I’m a lucky researcher. Every time I say my research is about journalism and AI, people seem to be in awe, or at least genuinely interested in what I’m doing. But I often sense a bit of disappointment when they realize I don’t have any stories about a robot takeover or James Bond-like gadgets solving all of journalism problems up my sleeve.
That’s because the deployment of AI within newsrooms is still very much a work in progress. At the moment, news organizations, fact-checking networks and research centers alike are only exploring how to best use machine learning for journalistic purposes. Among these projects are a computer program able to verify politicians’ claims almost live or algorithms that can sort through a vast amount of investigative materials to dig out hidden gems. But so far, the most popular use of machine learning in journalism has to do with the auto generation of news stories, also known as automated journalism.
Automated journalism started to make its way across newsrooms a decade ago, first to automate homicide stories at The Los Angeles Times, and then was picked by other news organizations like The Washington Post, The Associated Press, Le Monde and The BBC to cover predictable events such as sports and election results.
Although automated journalism’s effects on readers is well documented (studies generally show that readers trust automated news, but find them a bit boring), little is known about the way it impacts media practitioners. Prevailing discourses tend to be as much about doomsday scenarios like the “end of the human journalist” as they are about idealistic visions like the rise of “cybernetic newsrooms.”
What my thesis does is to strike somehow a balance between those two extremes: yes, automated journalism comes along with opportunities such as reducing journalists’ workload so they can focus on more in-depth forms of journalism, like investigative reporting or public affairs, but could also carry critical aspects if, for instance journalists exercise less critical thinking or are exposed to algorithmic biases.

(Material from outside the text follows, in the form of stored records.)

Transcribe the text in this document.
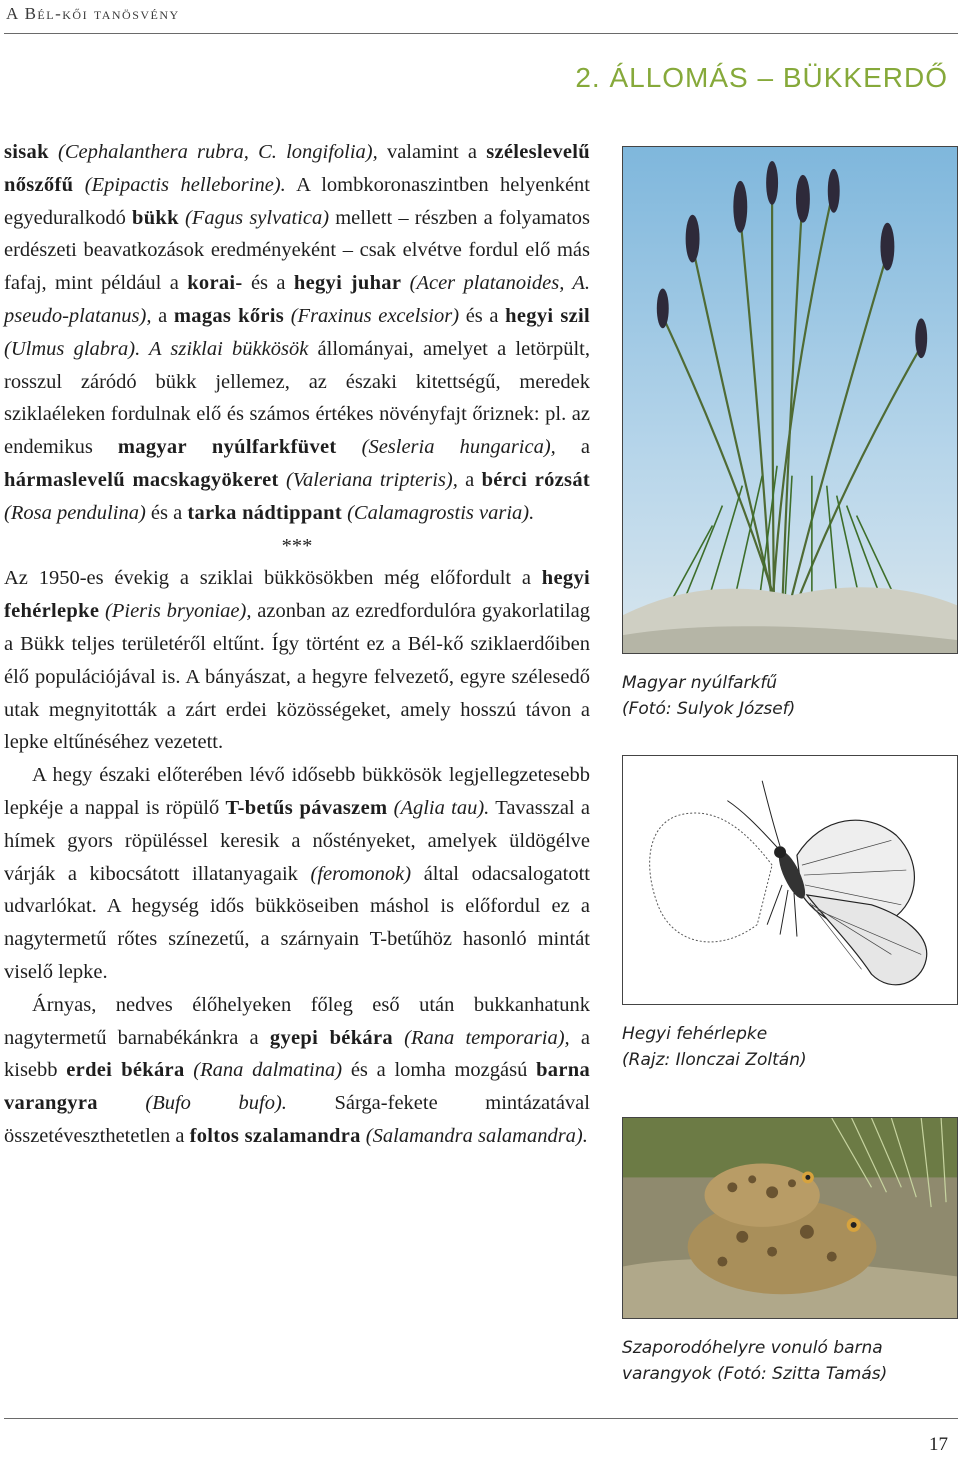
A Bél-kői tanösvény
2. ÁLLOMÁS – BÜKKERDŐ

sisak (Cephalanthera rubra, C. longifolia), valamint a széleslevelű nőszőfű (Epipactis helleborine). A lombkoronaszintben helyenként egyeduralkodó bükk (Fagus sylvatica) mellett – részben a folyamatos erdészeti beavatkozások eredményeként – csak elvétve fordul elő más fafaj, mint például a korai- és a hegyi juhar (Acer platanoides, A. pseudo-platanus), a magas kőris (Fraxinus excelsior) és a hegyi szil (Ulmus glabra). A sziklai bükkösök állományai, amelyet a letörpült, rosszul záródó bükk jellemez, az északi kitettségű, meredek sziklaéleken fordulnak elő és számos értékes növényfajt őriznek: pl. az endemikus magyar nyúlfarkfüvet (Sesleria hungarica), a hármaslevelű macskagyökeret (Valeriana tripteris), a bérci rózsát (Rosa pendulina) és a tarka nádtippant (Calamagrostis varia).

***

Az 1950-es évekig a sziklai bükkösökben még előfordult a hegyi fehérlepke (Pieris bryoniae), azonban az ezredfordulóra gyakorlatilag a Bükk teljes területéről eltűnt. Így történt ez a Bél-kő sziklaerdőiben élő populációjával is. A bányászat, a hegyre felvezető, egyre szélesedő utak megnyitották a zárt erdei közösségeket, amely hosszú távon a lepke eltűnéséhez vezetett.

A hegy északi előterében lévő idősebb bükkösök legjellegzetesebb lepkéje a nappal is röpülő T-betűs pávaszem (Aglia tau). Tavasszal a hímek gyors röpüléssel keresik a nőstényeket, amelyek üldögélve várják a kibocsátott illatanyagaik (feromonok) által odacsalogatott udvarlókat. A hegység idős bükköseiben máshol is előfordul ez a nagytermetű rőtes színezetű, a szárnyain T-betűhöz hasonló mintát viselő lepke.

Árnyas, nedves élőhelyeken főleg eső után bukkanhatunk nagytermetű barnabékánkra a gyepi békára (Rana temporaria), a kisebb erdei békára (Rana dalmatina) és a lomha mozgású barna varangyra (Bufo bufo). Sárga-fekete mintázatával összetéveszthetetlen a foltos szalamandra (Salamandra salamandra).

Magyar nyúlfarkfű
(Fotó: Sulyok József)
Hegyi fehérlepke
(Rajz: Ilonczai Zoltán)
Szaporodóhelyre vonuló barna
varangyok (Fotó: Szitta Tamás)
17
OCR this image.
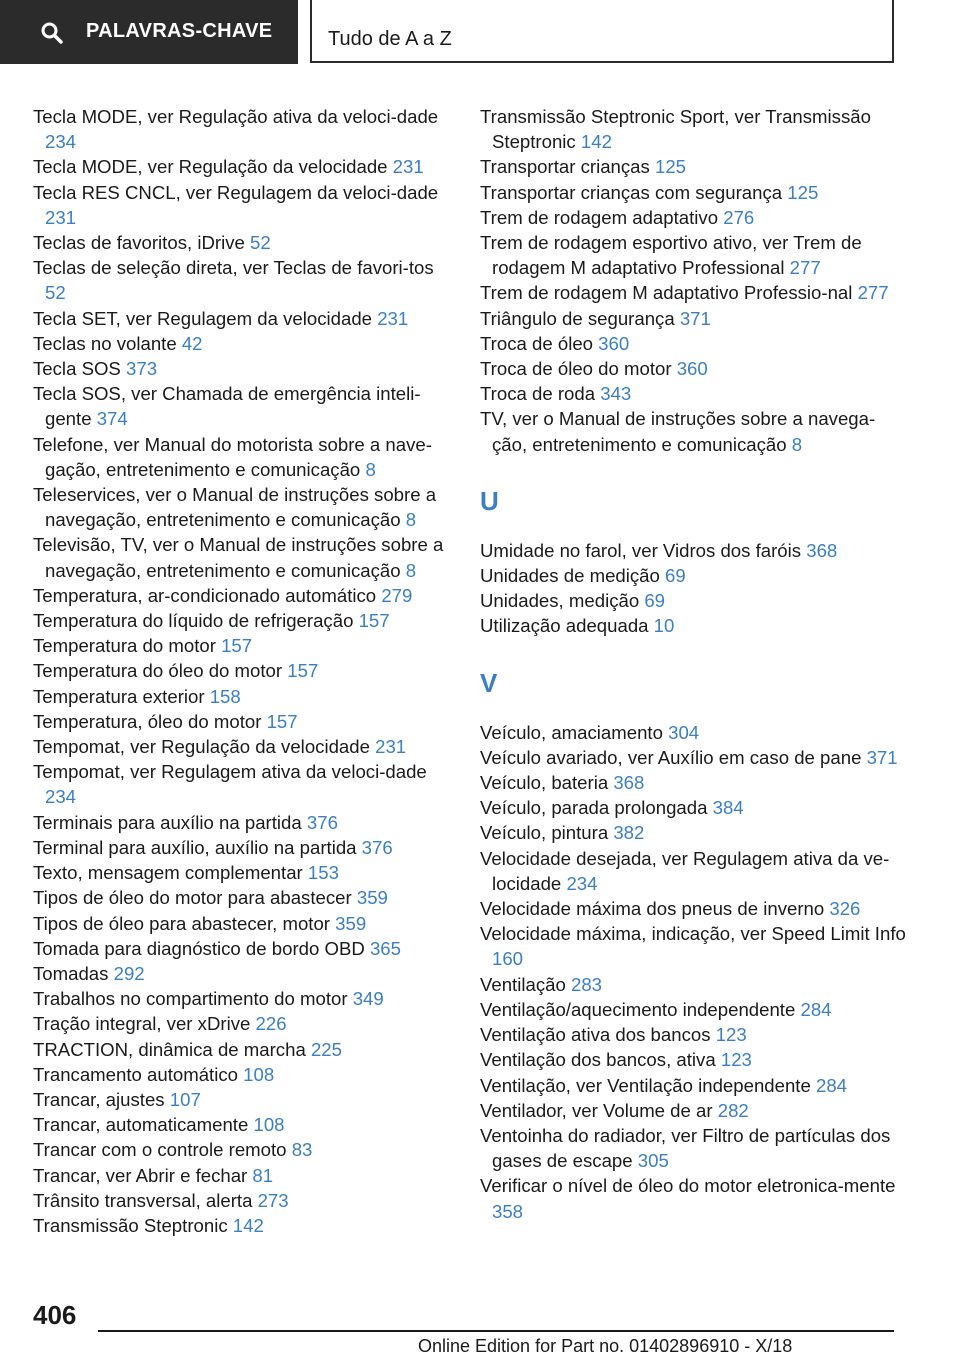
PALAVRAS-CHAVE	Tudo de A a Z

Tecla MODE, ver Regulação ativa da veloci‐dade 234

Tecla MODE, ver Regulação da velocidade 231

Tecla RES CNCL, ver Regulagem da veloci‐dade 231

Teclas de favoritos, iDrive 52

Teclas de seleção direta, ver Teclas de favori‐tos 52

Tecla SET, ver Regulagem da velocidade 231

Teclas no volante 42

Tecla SOS 373

Tecla SOS, ver Chamada de emergência inteli‐gente 374

Telefone, ver Manual do motorista sobre a nave‐gação, entretenimento e comunicação 8

Teleservices, ver o Manual de instruções sobre a navegação, entretenimento e comunicação 8

Televisão, TV, ver o Manual de instruções sobre a navegação, entretenimento e comunicação 8

Temperatura, ar-condicionado automático 279

Temperatura do líquido de refrigeração 157

Temperatura do motor 157

Temperatura do óleo do motor 157

Temperatura exterior 158

Temperatura, óleo do motor 157

Tempomat, ver Regulação da velocidade 231

Tempomat, ver Regulagem ativa da veloci‐dade 234

Terminais para auxílio na partida 376

Terminal para auxílio, auxílio na partida 376

Texto, mensagem complementar 153

Tipos de óleo do motor para abastecer 359

Tipos de óleo para abastecer, motor 359

Tomada para diagnóstico de bordo OBD 365

Tomadas 292

Trabalhos no compartimento do motor 349

Tração integral, ver xDrive 226

TRACTION, dinâmica de marcha 225

Trancamento automático 108

Trancar, ajustes 107

Trancar, automaticamente 108

Trancar com o controle remoto 83

Trancar, ver Abrir e fechar 81

Trânsito transversal, alerta 273

Transmissão Steptronic 142

Transmissão Steptronic Sport, ver Transmissão Steptronic 142

Transportar crianças 125

Transportar crianças com segurança 125

Trem de rodagem adaptativo 276

Trem de rodagem esportivo ativo, ver Trem de rodagem M adaptativo Professional 277

Trem de rodagem M adaptativo Professio‐nal 277

Triângulo de segurança 371

Troca de óleo 360

Troca de óleo do motor 360

Troca de roda 343

TV, ver o Manual de instruções sobre a navega‐ção, entretenimento e comunicação 8

U

Umidade no farol, ver Vidros dos faróis 368

Unidades de medição 69

Unidades, medição 69

Utilização adequada 10

V

Veículo, amaciamento 304

Veículo avariado, ver Auxílio em caso de pane 371

Veículo, bateria 368

Veículo, parada prolongada 384

Veículo, pintura 382

Velocidade desejada, ver Regulagem ativa da ve‐locidade 234

Velocidade máxima dos pneus de inverno 326

Velocidade máxima, indicação, ver Speed Limit Info 160

Ventilação 283

Ventilação/aquecimento independente 284

Ventilação ativa dos bancos 123

Ventilação dos bancos, ativa 123

Ventilação, ver Ventilação independente 284

Ventilador, ver Volume de ar 282

Ventoinha do radiador, ver Filtro de partículas dos gases de escape 305

Verificar o nível de óleo do motor eletronica‐mente 358

406
Online Edition for Part no. 01402896910 - X/18
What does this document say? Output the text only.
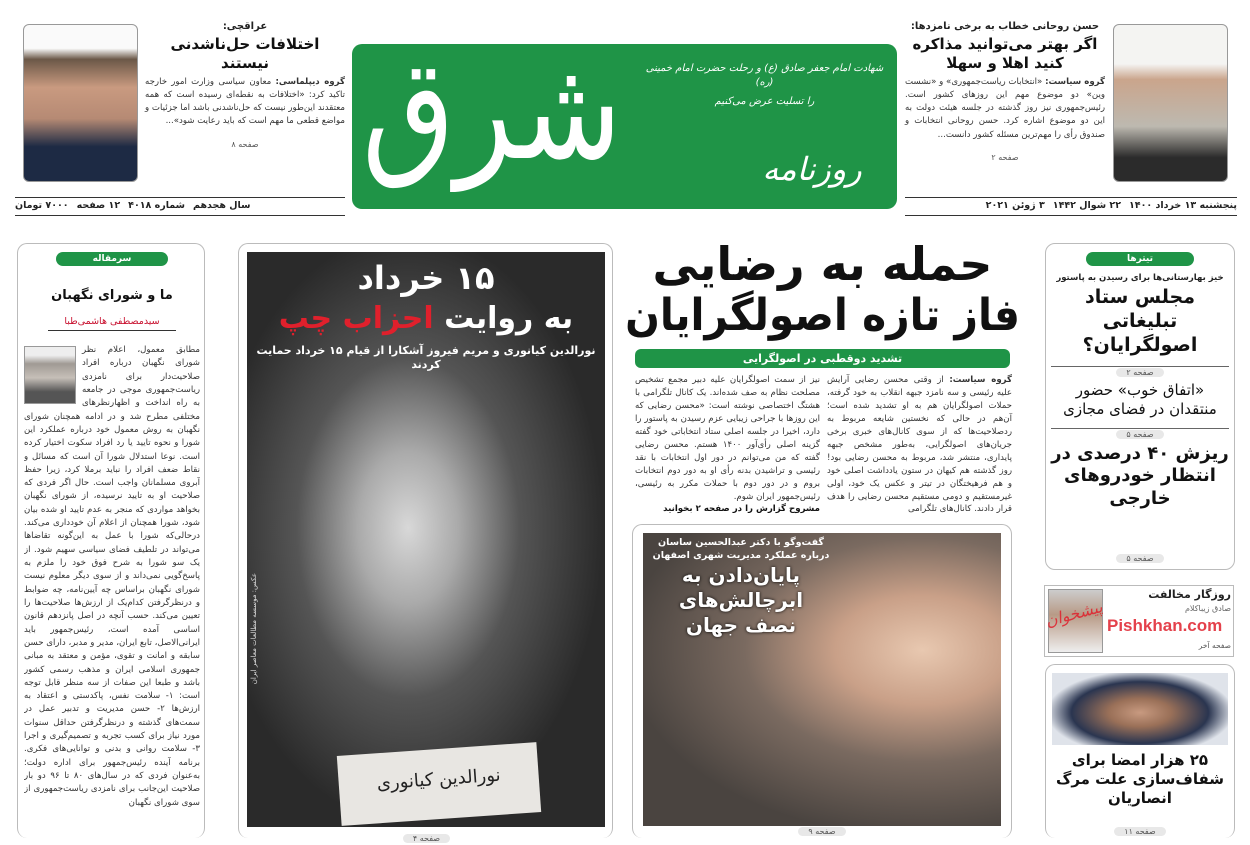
حسن روحانی خطاب به برخی نامزدها:
اگر بهتر می‌توانید مذاکره کنید اهلا و سهلا
گروه سیاست: «انتخابات ریاست‌جمهوری» و «نشست وین» دو موضوع مهم این روزهای کشور است. رئیس‌جمهوری نیز روز گذشته در جلسه هیئت دولت به این دو موضوع اشاره کرد. حسن روحانی انتخابات و صندوق رأی را مهم‌ترین مسئله کشور دانست...
صفحه ۲
پنجشنبه ۱۳ خرداد ۱۴۰۰
۲۲ شوال ۱۴۴۲
۳ ژوئن ۲۰۲۱
شرق	شهادت امام جعفر صادق (ع) و رحلت حضرت امام خمینی (ره)
را تسلیت عرض می‌کنیم
روزنامه
عراقچی:
اختلافات حل‌ناشدنی نیستند
گروه دیپلماسی: معاون سیاسی وزارت امور خارجه تاکید کرد: «اختلافات به نقطه‌ای رسیده است که همه معتقدند این‌طور نیست که حل‌ناشدنی باشد اما جزئیات و مواضع قطعی ما مهم است که باید رعایت شود»...
صفحه ۸
سال هجدهم
شماره ۴۰۱۸
۱۲ صفحه
۷۰۰۰ تومان
سرمقاله
ما و شورای نگهبان
سیدمصطفی هاشمی‌طبا
مطابق معمول، اعلام نظر شورای نگهبان درباره افراد صلاحیت‌دار برای نامزدی ریاست‌جمهوری موجی در جامعه به راه انداخت و اظهارنظرهای مختلفی مطرح شد و در ادامه همچنان شورای نگهبان به روش معمول خود درباره عملکرد این شورا و نحوه تایید یا رد افراد سکوت اختیار کرده است. نوعا استدلال شورا آن است که مسائل و نقاط ضعف افراد را نباید برملا کرد، زیرا حفظ آبروی مسلمانان واجب است. حال اگر فردی که صلاحیت او به تایید نرسیده، از شورای نگهبان بخواهد مواردی که منجر به عدم تایید او شده بیان شود، شورا همچنان از اعلام آن خودداری می‌کند. درحالی‌که شورا با عمل به این‌گونه تقاضاها می‌تواند در تلطیف فضای سیاسی سهیم شود. از یک سو شورا به شرح فوق خود را ملزم به پاسخ‌گویی نمی‌داند و از سوی دیگر معلوم نیست شورای نگهبان براساس چه آیین‌نامه، چه ضوابط و درنظرگرفتن کدام‌یک از ارزش‌ها صلاحیت‌ها را تعیین می‌کند. حسب آنچه در اصل پانزدهم قانون اساسی آمده است، رئیس‌جمهور باید ایرانی‌الاصل، تابع ایران، مدیر و مدبر، دارای حسن سابقه و امانت و تقوی، مؤمن و معتقد به مبانی جمهوری اسلامی ایران و مذهب رسمی کشور باشد و طبعا این صفات از سه منظر قابل توجه است: ۱- سلامت نفس، پاکدستی و اعتقاد به ارزش‌ها ۲- حسن مدیریت و تدبیر عمل در سمت‌های گذشته و درنظرگرفتن حداقل سنوات مورد نیاز برای کسب تجربه و تصمیم‌گیری و اجرا ۳- سلامت روانی و بدنی و توانایی‌های فکری. برنامه آینده رئیس‌جمهور برای اداره دولت؛ به‌عنوان فردی که در سال‌های ۸۰ تا ۹۶ دو بار صلاحیت این‌جانب برای نامزدی ریاست‌جمهوری از سوی شورای نگهبان
۱۵ خرداد
به روایت احزاب چپ
نورالدین کیانوری و مریم فیروز آشکارا از قیام ۱۵ خرداد حمایت کردند
عکس: موسسه مطالعات معاصر ایران
نورالدین کیانوری
صفحه ۴
حمله به رضایی
فاز تازه اصولگرایان
تشدید دوقطبی در اصولگرایی
گروه سیاست: از وقتی محسن رضایی آرایش علیه رئیسی و سه نامزد جبهه انقلاب به خود گرفته، حملات اصولگرایان هم به او تشدید شده است؛ آن‌هم در حالی که نخستین شایعه مربوط به ردصلاحیت‌ها که از سوی کانال‌های خبری برخی جریان‌های اصولگرایی، به‌طور مشخص جبهه پایداری، منتشر شد، مربوط به محسن رضایی بود! روز گذشته هم کیهان در ستون یادداشت اصلی خود و هم فرهیختگان در تیتر و عکس یک خود، اولی غیرمستقیم و دومی مستقیم محسن رضایی را هدف قرار دادند. کانال‌های تلگرامی
نیز از سمت اصولگرایان علیه دبیر مجمع تشخیص مصلحت نظام به صف شده‌اند. یک کانال تلگرامی با هشتگ اختصاصی نوشته است: «محسن رضایی که این روزها با جراحی زیبایی عزم رسیدن به پاستور را دارد، اخیرا در جلسه اصلی ستاد انتخاباتی خود گفته گزینه اصلی رأی‌آور ۱۴۰۰ هستم. محسن رضایی گفته که من می‌توانم در دور اول انتخابات با نقد رئیسی و تراشیدن بدنه رأی او به دور دوم انتخابات بروم و در دور دوم با حملات مکرر به رئیسی، رئیس‌جمهور ایران شوم.
مشروح گزارش را در صفحه ۲ بخوانید
گفت‌وگو با دکتر عبدالحسین ساسان
درباره عملکرد مدیریت شهری اصفهان
پایان‌دادن به ابرچالش‌های نصف جهان
صفحه ۹
تیترها
خیز بهارستانی‌ها برای رسیدن به پاستور
مجلس ستاد تبلیغاتی اصولگرایان؟
صفحه ۲
«اتفاق خوب» حضور منتقدان در فضای مجازی
صفحه ۵
ریزش ۴۰ درصدی در انتظار خودروهای خارجی
صفحه ۵
پیشخوان
روزگار مخالفت
صادق زیباکلام
Pishkhan.com
صفحه آخر
۲۵ هزار امضا برای شفاف‌سازی علت مرگ انصاریان
صفحه ۱۱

To investigate this, I’m using an analytical framework based on Bourdieu’s Field Theory to understand whether automated journalism drives external forces to influence the work of journalists (for instance, are journalists relieved from routine work by automated news redeployed to in-depth journalism or rather to click-bait stories?) or if, on the contrary, it genuinely leads to journalistic excellence (could journalists and automated news actually work together in an harmonious man-machine marriage?).
Once this framework has equipped me with a list of key dimensions to consider, I’m planning to conduct fieldwork within newsrooms in order to document these aspects. In the end, I will be able to provide news organizations with a roadmap on how to best implement automated journalism strategies. But I also believe that my framework can be used to study other applications of machine learning in journalism, and even, to a certain extent, in other highly skilled domains such as law and medicine.